Thursday, June 30, 2011
8:00 AM | Posted by Heidi-rose | | Edit Post
With summer here and the heat it brings we all like to think of ways to cool off and enjoy being outside. With kids that usually means some sort of water activity. According to the CDC Children ages 1-4 have the highest drowning rates. In 2007 30% of all unintentional injury-related deaths of that age group were from drowning. In that same year there were 3,443 deaths from non boat related drownings. That’s an average of 10 deaths per day. Non-fatal drowingings are also a problem and can lead to brain damage and long-term disabilities including memory problems, learning disabilities and the loss of basic functioning (ex, vegetative state).
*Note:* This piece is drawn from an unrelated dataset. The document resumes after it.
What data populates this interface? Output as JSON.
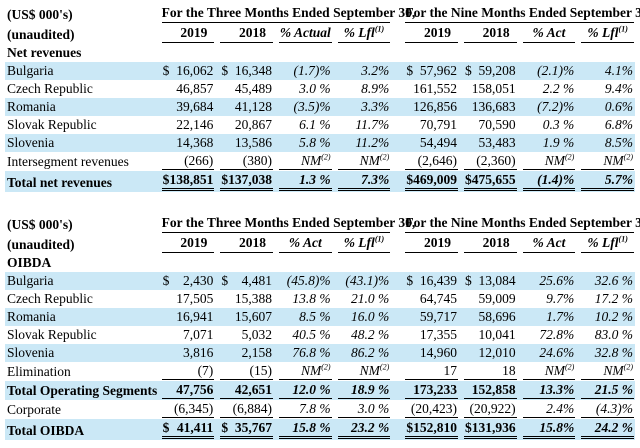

So now that you’re scared and don’t want your kids near the water let’s talk about ways you can still enjoy the water while staying safe. Keep in mind, most of the risk factors are from kids being unsupervised near water. Many parents think that a small level of water couldn’t harm their child. But it’s possible to drown in 2” of water.
So the number one way to keep your children safe around water? Supervision. It’s that simple. Watch your kids, be aware of what they can and can’t do and be within arms reach. An early walker can easily slip and fall under or face first and not be able to get themselves back up. It’s possible for any aged person, including an adult, to slip and hit their head. So for added protection use the buddy system. Have other people with you who are also swimming or sitting near by. If at all possible swim where there are lifeguards. The CDC reports that children aged 1-4 who participated in formal swimming lessons had an 88% reduction in drowning incidents. Whether that is due to the parents being more aware of swimming safety or the child’s ability is not clear. In general, anyone who takes swimming lessons is less likely to drown. But swimming lessons are not a substitute for supervision. When watching a child, do not be distracted by other things like reading a book, talking on the phone, surfing the internet, or any other activity. The child is your priority!
|Photo Credit: Al_HikesAZ|
Residential pools are where most drownings occur. The best way to protect your child in those situations is to be sure there is an adequate fence around the pool. The pool should be completely enclosed on all four sides. For added protection you can get alarms on the gate and the pool. The gate alarm would go off whenever it was opened and then you have the extra protection of an alarm on the pool so that if something gets into it (from a child or pet who shouldn’t to an intruder trying to take an unauthorized dip). If you are visiting a home with a pool and they don’t have a gate, then it’s best to keep your child with you at all times. A turned back for one minute is enough time for a child to slip away and wander off. Also, do not keep the pool and deck around it covered in toys. Toys are too tempting of a lure for kids to figure out a way past the fence and the alarm to get to. They should be put away and out of sight when an adult is not there to supervise.
If you’re on a boat be sure that everyone has a life jacket, including yourself. The U.S. Coast Guard reported that in 2009 that of the 736 people who died 9 out of 10 were not wearing life jackets. And before you wonder, yes they do make life jackets for babies. My research has shown you can find one for babies as small as 15 lbs. DO NOT use air-filled or foam toys in replacement of life jackets. THEY ARE NOT THE SAME THING. “Water wings”, inner-tubes or “noodles” are not designed to keep swimmers safe. Water wings only keep the arms lightly buoyant, not the entire body like a life jacket. It’s so easy to slip out of an inner-tube or off a “noodle”, but a life jacket is attached to your body. Which brings me to the next point- don’t just have the life jackets on the boat “in case of emergency”. In an emergency you don’t have time to get them on yourself or your children. Do not leave dry land without the jackets on. It’s like a seat belt, it only works when in use.
So with some simple and easy prevention you can safely enjoy the summer fun of playing in water!